En ese seno de “lo triste” y “oscuro” donde cada vez habita más población, no entienden que no se sea SOLIDARIO con esa forma de vivir y/o ver la vida, tomando por insolidario, ignorante o necio, a todo aquel que pretenda vivir lejos de esos estándares o en búsqueda de parámetros de felicidad. Son gente a la que por ejemplo, le cuesta buscar o enviar una buenas noticias habitualmente, teniendo tanta mala que mandar. Por desgracia, parece que cada vez vemos más gente, que por simple que parezca, le hace más feliz o interesante llamarte para darte una mala noticia, (para lo que se acuerdan siempre), que para invitarte a una fiesta. Suelen ser ese tipo de gente a las que te da miedo cogerle una llamada de teléfono, leerle un mensaje o un correo, porque ya sabes que no es para nada bueno, porque por supuesto para algo bueno no te va a llamar ni escribir.
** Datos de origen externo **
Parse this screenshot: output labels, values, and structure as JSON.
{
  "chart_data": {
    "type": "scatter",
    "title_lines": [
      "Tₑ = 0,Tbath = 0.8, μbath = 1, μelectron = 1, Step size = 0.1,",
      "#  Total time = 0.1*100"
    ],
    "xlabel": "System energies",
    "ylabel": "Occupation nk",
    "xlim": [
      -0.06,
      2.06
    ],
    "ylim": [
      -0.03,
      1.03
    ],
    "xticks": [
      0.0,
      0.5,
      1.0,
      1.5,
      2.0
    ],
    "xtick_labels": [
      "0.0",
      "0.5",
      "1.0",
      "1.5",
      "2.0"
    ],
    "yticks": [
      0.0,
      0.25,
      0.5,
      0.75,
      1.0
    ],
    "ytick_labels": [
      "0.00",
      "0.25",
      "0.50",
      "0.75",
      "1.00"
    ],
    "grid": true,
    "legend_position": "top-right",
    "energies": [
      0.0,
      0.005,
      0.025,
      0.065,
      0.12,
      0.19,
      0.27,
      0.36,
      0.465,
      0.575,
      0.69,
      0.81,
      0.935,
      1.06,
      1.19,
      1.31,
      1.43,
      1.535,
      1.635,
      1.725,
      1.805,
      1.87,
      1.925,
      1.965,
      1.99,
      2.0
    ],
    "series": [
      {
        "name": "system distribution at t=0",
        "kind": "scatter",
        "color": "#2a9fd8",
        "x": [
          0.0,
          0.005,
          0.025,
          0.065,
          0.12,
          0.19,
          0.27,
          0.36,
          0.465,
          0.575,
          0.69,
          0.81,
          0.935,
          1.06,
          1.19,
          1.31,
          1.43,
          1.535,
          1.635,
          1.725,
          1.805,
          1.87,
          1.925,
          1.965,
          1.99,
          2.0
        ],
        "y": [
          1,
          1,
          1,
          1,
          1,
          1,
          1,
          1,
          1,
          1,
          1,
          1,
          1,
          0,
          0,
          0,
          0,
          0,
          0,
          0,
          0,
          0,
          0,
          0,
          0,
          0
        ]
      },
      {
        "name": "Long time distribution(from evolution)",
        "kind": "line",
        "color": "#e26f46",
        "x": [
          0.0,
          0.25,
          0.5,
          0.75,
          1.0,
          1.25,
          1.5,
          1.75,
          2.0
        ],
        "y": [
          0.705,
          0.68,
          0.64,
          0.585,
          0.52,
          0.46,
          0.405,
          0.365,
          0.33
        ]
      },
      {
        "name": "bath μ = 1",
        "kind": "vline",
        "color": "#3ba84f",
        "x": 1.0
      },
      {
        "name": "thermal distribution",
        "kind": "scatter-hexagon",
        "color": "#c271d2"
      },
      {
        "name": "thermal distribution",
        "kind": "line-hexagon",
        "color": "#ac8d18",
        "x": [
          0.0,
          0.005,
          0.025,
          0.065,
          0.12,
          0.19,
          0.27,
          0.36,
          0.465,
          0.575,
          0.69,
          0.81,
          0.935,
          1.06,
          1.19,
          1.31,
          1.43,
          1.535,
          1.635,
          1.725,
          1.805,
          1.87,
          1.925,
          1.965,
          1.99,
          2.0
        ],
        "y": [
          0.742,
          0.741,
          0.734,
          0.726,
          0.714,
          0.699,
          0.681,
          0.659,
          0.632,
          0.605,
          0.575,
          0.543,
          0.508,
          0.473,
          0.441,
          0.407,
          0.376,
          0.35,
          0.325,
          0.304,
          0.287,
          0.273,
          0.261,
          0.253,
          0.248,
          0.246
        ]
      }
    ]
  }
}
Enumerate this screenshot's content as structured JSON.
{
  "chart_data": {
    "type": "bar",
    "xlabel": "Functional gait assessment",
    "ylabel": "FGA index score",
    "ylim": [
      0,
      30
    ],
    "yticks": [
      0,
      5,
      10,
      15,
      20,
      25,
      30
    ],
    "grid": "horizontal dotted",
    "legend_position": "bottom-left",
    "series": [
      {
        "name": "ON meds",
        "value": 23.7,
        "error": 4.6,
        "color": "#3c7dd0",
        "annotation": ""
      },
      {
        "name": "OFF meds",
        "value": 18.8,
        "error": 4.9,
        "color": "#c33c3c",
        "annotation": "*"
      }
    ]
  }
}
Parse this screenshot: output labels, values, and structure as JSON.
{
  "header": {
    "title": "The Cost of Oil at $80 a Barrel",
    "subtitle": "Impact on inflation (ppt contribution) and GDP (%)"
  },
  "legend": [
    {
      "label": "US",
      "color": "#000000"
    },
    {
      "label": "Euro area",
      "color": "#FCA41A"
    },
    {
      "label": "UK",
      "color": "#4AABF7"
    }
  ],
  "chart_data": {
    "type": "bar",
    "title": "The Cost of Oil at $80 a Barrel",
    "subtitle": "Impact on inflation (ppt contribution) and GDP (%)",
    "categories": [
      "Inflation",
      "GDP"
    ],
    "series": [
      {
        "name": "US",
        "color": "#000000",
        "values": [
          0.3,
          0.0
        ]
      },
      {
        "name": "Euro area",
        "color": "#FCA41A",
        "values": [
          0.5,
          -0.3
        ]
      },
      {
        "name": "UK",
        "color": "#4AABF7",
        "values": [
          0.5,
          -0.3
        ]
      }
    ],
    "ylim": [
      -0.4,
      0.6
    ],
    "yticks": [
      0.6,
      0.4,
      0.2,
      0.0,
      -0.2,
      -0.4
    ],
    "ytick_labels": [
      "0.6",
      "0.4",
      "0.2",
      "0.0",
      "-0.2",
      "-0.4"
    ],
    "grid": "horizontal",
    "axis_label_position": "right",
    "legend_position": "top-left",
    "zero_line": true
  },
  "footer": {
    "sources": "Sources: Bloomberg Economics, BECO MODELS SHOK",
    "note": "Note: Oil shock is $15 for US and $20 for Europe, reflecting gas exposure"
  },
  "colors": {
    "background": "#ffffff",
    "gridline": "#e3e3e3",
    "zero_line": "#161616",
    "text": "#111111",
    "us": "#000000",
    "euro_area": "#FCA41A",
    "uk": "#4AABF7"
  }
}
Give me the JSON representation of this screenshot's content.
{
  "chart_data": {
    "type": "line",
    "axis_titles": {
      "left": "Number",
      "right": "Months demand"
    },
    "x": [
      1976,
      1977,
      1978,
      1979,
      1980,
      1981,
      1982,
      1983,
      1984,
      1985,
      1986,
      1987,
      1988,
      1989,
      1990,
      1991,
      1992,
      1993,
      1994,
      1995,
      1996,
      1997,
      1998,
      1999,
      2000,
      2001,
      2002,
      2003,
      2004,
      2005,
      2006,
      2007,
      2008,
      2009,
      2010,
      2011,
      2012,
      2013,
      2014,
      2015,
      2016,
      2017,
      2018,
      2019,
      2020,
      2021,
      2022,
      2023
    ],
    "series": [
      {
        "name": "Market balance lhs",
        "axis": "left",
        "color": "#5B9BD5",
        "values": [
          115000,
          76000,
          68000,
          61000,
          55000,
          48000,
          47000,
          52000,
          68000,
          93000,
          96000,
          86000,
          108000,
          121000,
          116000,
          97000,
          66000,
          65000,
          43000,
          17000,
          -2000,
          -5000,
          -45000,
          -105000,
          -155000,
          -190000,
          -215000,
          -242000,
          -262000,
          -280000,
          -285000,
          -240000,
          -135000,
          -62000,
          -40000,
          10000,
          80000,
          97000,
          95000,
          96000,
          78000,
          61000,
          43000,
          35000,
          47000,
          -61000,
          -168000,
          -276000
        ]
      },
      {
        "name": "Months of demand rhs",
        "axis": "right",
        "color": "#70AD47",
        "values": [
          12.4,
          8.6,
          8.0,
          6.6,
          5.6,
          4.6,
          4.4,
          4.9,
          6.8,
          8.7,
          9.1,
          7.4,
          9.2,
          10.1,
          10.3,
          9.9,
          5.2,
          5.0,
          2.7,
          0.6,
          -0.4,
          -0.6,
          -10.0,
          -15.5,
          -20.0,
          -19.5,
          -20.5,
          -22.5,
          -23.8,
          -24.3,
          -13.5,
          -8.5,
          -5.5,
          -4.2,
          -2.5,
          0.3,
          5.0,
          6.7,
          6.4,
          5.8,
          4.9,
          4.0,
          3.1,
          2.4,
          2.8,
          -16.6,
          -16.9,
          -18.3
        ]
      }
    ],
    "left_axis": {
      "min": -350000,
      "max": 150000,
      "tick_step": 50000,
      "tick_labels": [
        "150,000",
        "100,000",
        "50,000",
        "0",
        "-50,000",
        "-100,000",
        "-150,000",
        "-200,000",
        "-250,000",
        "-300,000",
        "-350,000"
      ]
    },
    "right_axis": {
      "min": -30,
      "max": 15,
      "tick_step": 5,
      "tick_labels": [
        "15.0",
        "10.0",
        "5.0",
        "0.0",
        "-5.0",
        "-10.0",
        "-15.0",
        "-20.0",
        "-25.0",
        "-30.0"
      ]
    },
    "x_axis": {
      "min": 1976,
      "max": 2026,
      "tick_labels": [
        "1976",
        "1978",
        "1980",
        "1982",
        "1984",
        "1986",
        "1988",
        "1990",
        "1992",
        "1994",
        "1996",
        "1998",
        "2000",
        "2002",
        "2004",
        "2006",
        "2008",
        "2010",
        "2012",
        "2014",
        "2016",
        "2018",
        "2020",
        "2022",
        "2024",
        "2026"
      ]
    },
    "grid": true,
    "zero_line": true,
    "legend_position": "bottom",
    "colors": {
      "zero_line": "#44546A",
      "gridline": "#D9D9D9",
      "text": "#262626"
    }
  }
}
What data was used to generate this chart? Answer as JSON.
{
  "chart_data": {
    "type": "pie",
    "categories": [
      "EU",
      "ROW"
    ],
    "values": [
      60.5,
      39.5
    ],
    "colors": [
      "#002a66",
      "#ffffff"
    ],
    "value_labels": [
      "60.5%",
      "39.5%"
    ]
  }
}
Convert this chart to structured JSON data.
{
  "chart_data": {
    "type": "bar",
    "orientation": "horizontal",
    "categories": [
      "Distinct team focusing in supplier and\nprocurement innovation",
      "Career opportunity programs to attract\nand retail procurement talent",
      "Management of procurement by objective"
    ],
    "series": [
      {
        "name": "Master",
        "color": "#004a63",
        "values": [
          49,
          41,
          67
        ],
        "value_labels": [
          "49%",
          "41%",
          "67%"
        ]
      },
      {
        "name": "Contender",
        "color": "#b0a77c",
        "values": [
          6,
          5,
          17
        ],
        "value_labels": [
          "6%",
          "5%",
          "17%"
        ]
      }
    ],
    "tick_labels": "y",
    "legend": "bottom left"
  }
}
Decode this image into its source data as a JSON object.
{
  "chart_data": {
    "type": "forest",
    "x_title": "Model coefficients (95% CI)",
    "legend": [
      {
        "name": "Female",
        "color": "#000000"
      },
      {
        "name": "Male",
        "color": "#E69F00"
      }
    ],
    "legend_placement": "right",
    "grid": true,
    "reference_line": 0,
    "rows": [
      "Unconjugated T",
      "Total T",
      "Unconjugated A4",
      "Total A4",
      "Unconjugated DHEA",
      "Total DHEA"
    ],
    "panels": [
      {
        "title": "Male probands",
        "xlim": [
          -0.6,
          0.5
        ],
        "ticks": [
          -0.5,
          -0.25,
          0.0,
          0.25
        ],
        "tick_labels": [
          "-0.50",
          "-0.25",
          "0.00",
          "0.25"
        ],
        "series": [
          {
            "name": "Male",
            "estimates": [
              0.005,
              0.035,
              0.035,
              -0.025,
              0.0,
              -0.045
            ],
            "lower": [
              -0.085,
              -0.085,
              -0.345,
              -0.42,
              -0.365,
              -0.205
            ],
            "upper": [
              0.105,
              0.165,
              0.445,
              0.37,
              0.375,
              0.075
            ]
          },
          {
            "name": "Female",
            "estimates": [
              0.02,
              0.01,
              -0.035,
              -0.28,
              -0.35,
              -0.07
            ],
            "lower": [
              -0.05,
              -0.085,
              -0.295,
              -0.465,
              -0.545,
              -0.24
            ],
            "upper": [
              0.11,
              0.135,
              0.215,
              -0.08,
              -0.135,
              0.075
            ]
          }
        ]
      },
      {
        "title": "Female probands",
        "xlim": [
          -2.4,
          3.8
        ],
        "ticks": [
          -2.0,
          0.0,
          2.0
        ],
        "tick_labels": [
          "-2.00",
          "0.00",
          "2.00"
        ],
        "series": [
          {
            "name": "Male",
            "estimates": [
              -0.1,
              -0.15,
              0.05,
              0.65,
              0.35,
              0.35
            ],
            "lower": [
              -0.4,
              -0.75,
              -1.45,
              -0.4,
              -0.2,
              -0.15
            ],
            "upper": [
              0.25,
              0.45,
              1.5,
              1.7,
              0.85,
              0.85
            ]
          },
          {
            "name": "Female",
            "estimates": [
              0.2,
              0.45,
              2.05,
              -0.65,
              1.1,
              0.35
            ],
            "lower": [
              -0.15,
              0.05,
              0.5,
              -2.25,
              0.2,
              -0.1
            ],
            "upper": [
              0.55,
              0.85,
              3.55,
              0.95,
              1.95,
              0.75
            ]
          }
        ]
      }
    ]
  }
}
En definitiva, más de lo mismo, eres SOLIDARIO si no compartes y sufres “mis males” o “los males” conmigo.

Puerta del Infierno -Rodin-

Y entre unos y otros, continúan introduciéndonos en el túnel, el de la oscuridad, de ti depende, de emprender el viaje contrario, aunque seas INSOLIDARIO, como siempre, dos caminos, que nos conducen a dos puertas, bien distintas, o a la del infierno, el de todos, o a la del paraíso, aunque sea solo tu paraíso.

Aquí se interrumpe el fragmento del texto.